Autochromes Lumière
The technological process > Method of Use > Reproducing the Image


Reproducing the Image

A Procedure with a "Unique Image"
The Lumière brothers had hoped to find a way to copy the Autochrome like that of the printed image, unfortunately however, a means was never found that truly allowed one to obtain a faithful and stable reproduction. Following the example of the daguerreotype, the Autochrome would remain non-reproducible, essentially a "unique image." The only remarkable exceptions to this was the possibility of engraving an impression, a procedure that would allow for the reproduction of Autochrome images in the newspapers and magazines of the time, such as l'Illustration in France and National Geographic in the United States.

The Contact Print
Though there are many references of attempts of contact duplication between an Autochrome and an unexposed plate, the end result was always of poor quality. To make such a copy it would be necessary to match the distribution of coloured starch granules between the original and the unexposed plate, which is impossible. In effect, the principle upon which the Autochrome relied was exactly this uncertain distribution of the coloured granules of starch. In the collections, it is possible to find some plates reproduced by contact with the identical format, but these reproductions are strongly underexposed and desaturated.
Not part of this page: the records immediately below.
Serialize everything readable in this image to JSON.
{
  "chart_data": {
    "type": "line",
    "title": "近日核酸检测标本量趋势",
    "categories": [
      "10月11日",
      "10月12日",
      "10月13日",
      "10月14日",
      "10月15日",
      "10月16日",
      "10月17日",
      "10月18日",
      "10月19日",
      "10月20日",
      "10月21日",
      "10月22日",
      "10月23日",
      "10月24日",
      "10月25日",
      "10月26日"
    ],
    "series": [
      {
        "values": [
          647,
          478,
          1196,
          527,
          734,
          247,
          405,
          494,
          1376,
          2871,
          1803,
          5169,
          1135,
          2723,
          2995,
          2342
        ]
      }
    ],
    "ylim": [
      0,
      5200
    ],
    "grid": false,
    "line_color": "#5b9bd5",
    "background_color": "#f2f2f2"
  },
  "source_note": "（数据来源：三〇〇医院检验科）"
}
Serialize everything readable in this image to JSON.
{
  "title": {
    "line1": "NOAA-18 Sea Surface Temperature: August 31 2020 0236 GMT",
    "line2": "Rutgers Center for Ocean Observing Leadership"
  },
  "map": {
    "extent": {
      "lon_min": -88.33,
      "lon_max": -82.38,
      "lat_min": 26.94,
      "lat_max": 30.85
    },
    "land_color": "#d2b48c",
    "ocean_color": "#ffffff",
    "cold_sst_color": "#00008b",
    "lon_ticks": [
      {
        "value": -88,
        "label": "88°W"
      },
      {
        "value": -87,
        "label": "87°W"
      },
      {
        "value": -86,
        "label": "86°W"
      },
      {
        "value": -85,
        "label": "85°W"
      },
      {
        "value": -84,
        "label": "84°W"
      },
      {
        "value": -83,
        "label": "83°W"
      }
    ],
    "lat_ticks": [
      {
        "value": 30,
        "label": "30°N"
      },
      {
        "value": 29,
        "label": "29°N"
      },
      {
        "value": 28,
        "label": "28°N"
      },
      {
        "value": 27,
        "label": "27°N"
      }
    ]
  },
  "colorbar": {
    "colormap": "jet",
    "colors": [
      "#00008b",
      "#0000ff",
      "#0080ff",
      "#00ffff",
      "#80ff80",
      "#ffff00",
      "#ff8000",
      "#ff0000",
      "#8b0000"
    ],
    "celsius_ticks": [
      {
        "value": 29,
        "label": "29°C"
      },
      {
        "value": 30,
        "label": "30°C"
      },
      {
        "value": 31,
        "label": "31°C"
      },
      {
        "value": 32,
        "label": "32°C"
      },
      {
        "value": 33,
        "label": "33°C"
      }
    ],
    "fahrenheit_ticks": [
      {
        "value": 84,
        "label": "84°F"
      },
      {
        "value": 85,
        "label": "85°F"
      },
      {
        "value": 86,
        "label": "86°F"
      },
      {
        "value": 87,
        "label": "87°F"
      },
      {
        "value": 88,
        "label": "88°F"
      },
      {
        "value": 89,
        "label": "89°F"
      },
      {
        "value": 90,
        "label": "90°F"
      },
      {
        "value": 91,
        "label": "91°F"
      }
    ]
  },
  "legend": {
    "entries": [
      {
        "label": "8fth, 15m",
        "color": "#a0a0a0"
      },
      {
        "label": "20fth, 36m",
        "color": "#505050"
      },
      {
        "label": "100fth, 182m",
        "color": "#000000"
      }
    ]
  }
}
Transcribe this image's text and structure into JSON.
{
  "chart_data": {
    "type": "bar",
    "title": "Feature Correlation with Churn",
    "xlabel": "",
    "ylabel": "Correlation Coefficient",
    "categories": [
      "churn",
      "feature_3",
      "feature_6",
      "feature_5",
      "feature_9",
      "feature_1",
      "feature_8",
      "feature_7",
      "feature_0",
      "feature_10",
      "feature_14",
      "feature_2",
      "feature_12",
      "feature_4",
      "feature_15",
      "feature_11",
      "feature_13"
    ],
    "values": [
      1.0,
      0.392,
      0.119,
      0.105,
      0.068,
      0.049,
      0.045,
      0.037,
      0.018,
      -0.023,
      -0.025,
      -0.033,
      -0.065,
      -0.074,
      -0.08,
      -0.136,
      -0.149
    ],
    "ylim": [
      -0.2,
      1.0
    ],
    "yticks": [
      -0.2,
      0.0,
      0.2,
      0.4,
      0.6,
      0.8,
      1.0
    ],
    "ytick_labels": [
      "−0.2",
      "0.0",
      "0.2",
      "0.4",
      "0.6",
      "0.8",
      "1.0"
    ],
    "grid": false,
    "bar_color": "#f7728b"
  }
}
The odd professional operator (such as those of the Archives de la Planète, Léon Gimpel, Jules Gervais-Courtellemont, etc.) claimed to have regularly produced an Autochrome "double," these were however fake doubles, as they were really different pictures taken of the some subject produced for various clients. Only a system of multiple, detachable plates (Finlay, Dufay, etc.) would allow one to make a true copy of sufficient quality.